Troubles alimentaires. Histoire d’un arc lilas : « Tomber dans un gouffre, maintenant j’espère m’en sortir. Non aux jugements faciles »

Troubles alimentaires.  Histoire d’un arc lilas : « Tomber dans un gouffre, maintenant j’espère m’en sortir. Non aux jugements faciles »

« Un jour, nous sommes tombés dans un gouffre. Ainsi commence l’histoire de Franca Rosa, mère de Lucrezia. C’est l’histoire d’un ‘arc lilas’. Une histoire de DCA (troubles alimentaires), d’une fille “qui ne se sentait pas à la hauteur” et de son “moment sombre”, d’une famille qui a pu voir le feu rouge qui s’était allumé et demander de l’aide, d’un parcours en cours avec un seul but : “J’espère m’en sortir”, résume le jeune de 19 ans.

Mère et fille ont décidé de raconter leur expérience, “parce que – dit simplement Lucrezia – j’espère que cela pourra aider”. Car, analyse Franca, “il y a un manque d’information sur les troubles du comportement alimentaire. Il n’y a pas que l’anorexie, la boulimie, mais aussi bien d’autres manifestations. Et l’accompagnement de la famille, ainsi que du patient, est important. Car la famille se sent très seule et incapable d’aider son proche. Elle ignore comment agir, les mots à utiliser, les attitudes à garder. On le voit tous les jours : il y a des mots et des sujets tabous. On ne peut pas parler de nourriture avec ma fille”. Lorsqu’un trouble alimentaire touche quelqu’un, que ce soit une fille ou un garçon, un enfant, un adulte, “la vie de toute la famille est bouleversée, il n’y a plus l’équilibre et la sérénité d’avant, tout est compromis”.

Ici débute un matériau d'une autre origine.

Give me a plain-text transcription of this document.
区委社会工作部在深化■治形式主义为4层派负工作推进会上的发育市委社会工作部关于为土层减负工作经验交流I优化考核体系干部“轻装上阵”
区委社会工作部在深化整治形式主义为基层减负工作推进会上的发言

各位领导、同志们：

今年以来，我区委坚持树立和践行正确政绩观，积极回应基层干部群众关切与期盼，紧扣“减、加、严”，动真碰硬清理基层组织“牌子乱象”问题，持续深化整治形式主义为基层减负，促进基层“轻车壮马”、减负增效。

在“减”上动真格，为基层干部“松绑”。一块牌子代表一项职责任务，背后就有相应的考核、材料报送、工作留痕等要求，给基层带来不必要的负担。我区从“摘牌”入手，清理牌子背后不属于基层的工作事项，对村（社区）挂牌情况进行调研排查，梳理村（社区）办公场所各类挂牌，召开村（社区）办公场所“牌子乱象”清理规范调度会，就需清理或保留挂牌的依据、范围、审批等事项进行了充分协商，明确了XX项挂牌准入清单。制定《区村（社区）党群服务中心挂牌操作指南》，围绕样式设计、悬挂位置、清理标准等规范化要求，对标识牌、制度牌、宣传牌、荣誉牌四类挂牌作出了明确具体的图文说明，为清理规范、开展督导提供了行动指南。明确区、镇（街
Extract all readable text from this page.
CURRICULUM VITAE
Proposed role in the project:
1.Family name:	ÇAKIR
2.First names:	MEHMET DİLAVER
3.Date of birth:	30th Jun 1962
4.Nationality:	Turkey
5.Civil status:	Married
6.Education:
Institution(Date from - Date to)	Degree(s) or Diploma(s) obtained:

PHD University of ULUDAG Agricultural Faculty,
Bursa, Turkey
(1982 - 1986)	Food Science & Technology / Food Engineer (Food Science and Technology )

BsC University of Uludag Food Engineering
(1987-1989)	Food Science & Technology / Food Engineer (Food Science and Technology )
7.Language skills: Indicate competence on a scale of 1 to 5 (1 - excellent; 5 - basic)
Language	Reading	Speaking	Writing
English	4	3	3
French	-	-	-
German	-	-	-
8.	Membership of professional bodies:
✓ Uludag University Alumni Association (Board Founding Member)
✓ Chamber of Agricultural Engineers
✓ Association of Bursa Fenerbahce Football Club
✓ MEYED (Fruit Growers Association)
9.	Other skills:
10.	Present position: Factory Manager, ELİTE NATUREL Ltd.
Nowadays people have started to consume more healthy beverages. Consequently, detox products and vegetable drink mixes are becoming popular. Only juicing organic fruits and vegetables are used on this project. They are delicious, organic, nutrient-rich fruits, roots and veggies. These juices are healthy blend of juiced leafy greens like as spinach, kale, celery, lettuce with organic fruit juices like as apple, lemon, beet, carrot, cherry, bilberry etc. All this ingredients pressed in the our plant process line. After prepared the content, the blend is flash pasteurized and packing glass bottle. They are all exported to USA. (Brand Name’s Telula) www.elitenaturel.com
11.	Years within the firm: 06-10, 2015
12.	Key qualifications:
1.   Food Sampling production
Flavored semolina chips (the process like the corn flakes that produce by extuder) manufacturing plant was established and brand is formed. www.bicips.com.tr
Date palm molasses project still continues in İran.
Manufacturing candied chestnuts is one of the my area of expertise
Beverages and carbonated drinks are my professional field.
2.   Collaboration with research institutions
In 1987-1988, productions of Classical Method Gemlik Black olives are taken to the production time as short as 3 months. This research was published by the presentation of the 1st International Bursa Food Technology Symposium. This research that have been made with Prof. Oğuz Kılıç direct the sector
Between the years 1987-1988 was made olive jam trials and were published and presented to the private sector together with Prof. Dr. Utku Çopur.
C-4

Pour Franca, il y a urgence : “On ne peut pas ne pas être soigné – insiste-t-il – il ne se peut pas que seuls ceux qui sont économiquement plus fortunés soient soignés. Le service national de santé atteint un certain point et souvent n’arrive même pas. Les soins doivent être pour tout le monde. Ma fille – dit-elle – a 19 ans aujourd’hui, il y a 2 ans elle se sentait mal “dans sa morphologie” et m’a demandé d’aller chez la diététicienne pour perdre quelques kilos. J’avais peur qu’elle regarde sur le web et le faire seule, alors je l’ai amenée. Mais c’est une fille déterminée et quand elle se fixe un objectif elle doit l’atteindre à tout prix. Elle s’est emportée, le régime qu’on lui a donné a commencé à la réduire de moitié en quantité. Et nous sommes tombés. Ce n’est pas vrai, cependant, que les parents ne peuvent pas voir les signes. Vous pouvez voir quand une fille ne va pas bien.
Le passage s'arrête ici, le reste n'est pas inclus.